USB 2.0 [Type B]-poort
Poort om de USB 2.0 [type B]-interfacekabel op aan te sluiten.
Met deze interface kunt u met het apparaat afdrukken via de USB-verbinding.
IEEE 1284-poort (optioneel)
Poort voor het aansluiten van de IEEE 1284-interfacekabel
10BASE-T/100BASE-TX-poort
Poort voor het aansluiten van de 10BASE-T- of 100BASE-TX-kabel
Gebruik deze interface om het apparaat op een netwerk aan te sluiten.
Wireless LAN-poort (optioneel)
Poort voor het gebruik van wireless LAN
Gigabit ethernet-poort (optioneel)
Poort voor het aansluiten van de 1000BASE-T, 100BASE-TX- of 10BASE-T-kabel
Gebruik deze interface om het apparaat op een netwerk aan te sluiten.
![]()
U kunt deze drie opties niet tegelijk installeren: IEEE 1284-interfacekaart, wireless LAN-kaart, gigabit ethernetkaart.
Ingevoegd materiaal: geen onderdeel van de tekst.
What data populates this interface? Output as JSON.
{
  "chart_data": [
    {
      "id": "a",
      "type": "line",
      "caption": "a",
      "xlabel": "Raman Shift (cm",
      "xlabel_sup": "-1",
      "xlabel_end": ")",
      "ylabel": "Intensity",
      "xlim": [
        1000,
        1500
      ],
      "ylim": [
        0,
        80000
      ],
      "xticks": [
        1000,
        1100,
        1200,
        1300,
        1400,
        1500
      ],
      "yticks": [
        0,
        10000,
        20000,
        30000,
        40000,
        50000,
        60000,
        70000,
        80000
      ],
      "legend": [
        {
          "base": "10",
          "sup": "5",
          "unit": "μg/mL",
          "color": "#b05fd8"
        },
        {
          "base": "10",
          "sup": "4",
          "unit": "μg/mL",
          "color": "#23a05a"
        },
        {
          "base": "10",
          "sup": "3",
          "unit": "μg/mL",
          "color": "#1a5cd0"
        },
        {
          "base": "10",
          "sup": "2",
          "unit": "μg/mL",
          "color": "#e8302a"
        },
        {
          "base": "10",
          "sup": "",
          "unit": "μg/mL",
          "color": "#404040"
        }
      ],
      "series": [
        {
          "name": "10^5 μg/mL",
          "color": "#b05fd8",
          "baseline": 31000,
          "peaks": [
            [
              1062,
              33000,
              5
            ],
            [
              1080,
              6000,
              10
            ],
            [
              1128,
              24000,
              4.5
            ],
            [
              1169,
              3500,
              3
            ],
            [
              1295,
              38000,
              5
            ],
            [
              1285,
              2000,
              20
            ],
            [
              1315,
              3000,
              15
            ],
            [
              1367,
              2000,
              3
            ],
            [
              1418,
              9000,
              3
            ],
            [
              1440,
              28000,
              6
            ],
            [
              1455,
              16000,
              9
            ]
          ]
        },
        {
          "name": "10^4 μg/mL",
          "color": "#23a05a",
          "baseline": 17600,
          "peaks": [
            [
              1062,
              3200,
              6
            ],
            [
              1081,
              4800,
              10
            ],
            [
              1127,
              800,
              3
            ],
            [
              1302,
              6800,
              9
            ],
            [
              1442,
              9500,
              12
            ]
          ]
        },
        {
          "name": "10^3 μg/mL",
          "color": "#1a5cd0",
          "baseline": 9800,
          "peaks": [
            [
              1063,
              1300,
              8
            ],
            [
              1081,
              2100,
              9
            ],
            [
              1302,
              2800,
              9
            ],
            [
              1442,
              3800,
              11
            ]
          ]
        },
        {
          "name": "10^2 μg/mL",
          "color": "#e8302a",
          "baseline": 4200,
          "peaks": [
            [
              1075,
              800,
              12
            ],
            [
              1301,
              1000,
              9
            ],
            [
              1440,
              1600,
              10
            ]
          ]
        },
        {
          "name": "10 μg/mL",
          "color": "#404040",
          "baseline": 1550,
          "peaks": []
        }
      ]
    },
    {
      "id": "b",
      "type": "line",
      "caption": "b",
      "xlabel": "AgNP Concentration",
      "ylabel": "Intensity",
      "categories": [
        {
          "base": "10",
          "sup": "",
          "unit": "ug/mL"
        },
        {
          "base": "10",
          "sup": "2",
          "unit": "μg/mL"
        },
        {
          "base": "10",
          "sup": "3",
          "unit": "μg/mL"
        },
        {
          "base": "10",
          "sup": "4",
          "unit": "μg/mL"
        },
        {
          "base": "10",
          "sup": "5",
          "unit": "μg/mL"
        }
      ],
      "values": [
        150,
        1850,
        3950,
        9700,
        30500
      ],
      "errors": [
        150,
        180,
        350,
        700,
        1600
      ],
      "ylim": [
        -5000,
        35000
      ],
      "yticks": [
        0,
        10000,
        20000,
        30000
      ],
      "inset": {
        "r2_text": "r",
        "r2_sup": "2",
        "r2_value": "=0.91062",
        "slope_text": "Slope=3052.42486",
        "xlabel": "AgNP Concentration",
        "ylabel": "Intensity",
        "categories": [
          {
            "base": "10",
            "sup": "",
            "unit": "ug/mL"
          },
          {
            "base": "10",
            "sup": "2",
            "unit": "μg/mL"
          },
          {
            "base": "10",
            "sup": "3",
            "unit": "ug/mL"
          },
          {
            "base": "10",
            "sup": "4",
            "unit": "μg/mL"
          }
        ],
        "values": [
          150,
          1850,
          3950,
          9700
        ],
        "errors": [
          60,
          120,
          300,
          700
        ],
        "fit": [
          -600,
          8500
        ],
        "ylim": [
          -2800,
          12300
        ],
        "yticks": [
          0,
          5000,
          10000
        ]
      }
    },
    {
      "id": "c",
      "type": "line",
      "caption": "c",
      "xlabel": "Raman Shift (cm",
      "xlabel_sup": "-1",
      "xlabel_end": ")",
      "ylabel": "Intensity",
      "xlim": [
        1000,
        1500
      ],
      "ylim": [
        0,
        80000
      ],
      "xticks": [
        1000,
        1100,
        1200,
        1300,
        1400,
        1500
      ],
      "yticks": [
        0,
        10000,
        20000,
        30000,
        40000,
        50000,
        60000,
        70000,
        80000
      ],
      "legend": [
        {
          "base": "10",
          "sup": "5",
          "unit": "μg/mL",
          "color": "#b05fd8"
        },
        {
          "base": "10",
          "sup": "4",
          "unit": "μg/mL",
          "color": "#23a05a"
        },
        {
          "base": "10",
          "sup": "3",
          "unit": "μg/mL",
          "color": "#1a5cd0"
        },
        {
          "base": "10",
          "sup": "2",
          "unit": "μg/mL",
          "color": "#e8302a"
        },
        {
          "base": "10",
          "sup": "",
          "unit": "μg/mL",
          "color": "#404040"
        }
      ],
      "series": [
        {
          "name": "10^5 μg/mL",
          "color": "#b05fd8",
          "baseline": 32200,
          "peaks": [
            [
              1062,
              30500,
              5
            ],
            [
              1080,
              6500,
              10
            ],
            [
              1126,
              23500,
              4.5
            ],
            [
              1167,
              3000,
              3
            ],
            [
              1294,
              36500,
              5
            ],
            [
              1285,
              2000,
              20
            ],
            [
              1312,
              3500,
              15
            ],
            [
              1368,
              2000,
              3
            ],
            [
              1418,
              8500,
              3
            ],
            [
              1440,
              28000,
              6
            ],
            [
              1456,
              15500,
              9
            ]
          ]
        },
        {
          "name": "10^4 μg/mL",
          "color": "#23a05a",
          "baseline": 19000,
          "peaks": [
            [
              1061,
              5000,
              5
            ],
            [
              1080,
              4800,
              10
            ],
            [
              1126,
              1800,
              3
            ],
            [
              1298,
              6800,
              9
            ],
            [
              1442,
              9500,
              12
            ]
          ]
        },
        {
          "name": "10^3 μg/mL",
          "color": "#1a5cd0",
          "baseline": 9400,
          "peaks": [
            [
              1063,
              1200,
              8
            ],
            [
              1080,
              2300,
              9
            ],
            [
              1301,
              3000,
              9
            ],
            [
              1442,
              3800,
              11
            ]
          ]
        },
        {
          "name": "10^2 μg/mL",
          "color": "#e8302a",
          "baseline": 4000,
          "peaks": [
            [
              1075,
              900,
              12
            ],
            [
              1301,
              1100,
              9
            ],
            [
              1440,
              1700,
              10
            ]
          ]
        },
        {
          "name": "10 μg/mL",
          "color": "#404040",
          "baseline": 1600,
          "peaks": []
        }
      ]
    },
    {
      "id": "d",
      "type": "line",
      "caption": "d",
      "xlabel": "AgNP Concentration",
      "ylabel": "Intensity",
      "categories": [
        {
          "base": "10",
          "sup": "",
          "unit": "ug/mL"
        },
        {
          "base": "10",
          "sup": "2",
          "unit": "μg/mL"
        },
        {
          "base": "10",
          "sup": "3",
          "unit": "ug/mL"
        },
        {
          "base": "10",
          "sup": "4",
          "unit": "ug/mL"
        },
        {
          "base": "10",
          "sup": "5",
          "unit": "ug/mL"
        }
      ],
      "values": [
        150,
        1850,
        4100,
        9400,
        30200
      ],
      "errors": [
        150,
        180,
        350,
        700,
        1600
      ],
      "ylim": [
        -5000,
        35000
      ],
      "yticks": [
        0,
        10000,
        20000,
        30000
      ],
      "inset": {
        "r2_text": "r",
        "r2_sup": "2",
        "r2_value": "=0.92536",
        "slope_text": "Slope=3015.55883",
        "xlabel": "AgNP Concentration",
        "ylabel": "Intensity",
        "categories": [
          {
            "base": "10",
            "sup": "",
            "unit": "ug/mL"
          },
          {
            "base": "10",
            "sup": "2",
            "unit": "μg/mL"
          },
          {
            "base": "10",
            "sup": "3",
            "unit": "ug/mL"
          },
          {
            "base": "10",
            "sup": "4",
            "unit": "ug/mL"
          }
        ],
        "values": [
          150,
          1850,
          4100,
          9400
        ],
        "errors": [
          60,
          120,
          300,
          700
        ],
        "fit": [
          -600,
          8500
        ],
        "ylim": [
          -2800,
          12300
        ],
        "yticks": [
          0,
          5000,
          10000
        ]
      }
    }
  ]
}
U kunt de ethernet-poort, Gigabit ethernet-poort en draadloze LAN-interface-eenheid niet tegelijkertijd gebruiken. Indien de optionele gigabit ethernetkaart is geïnstalleerd, sluit dan de ethernetkabel aan op de poort van de gigabit ethernetkaart. Communicatie met het apparaat zal mislukken als de kabels op beide poorten tegelijkertijd aangesloten zijn. Als de optionele draadloze LAN-interface-eenheid is geïnstalleerd, moet u onder [Interface-instellingen] bij [Systeeminstellingen] het [LAN-type] instellen op [Draadloos LAN].
De Bluetooth-interface-eenheid en de draadloze LAN-interface-eenheid kunnen niet tegelijkertijd worden gebruikt.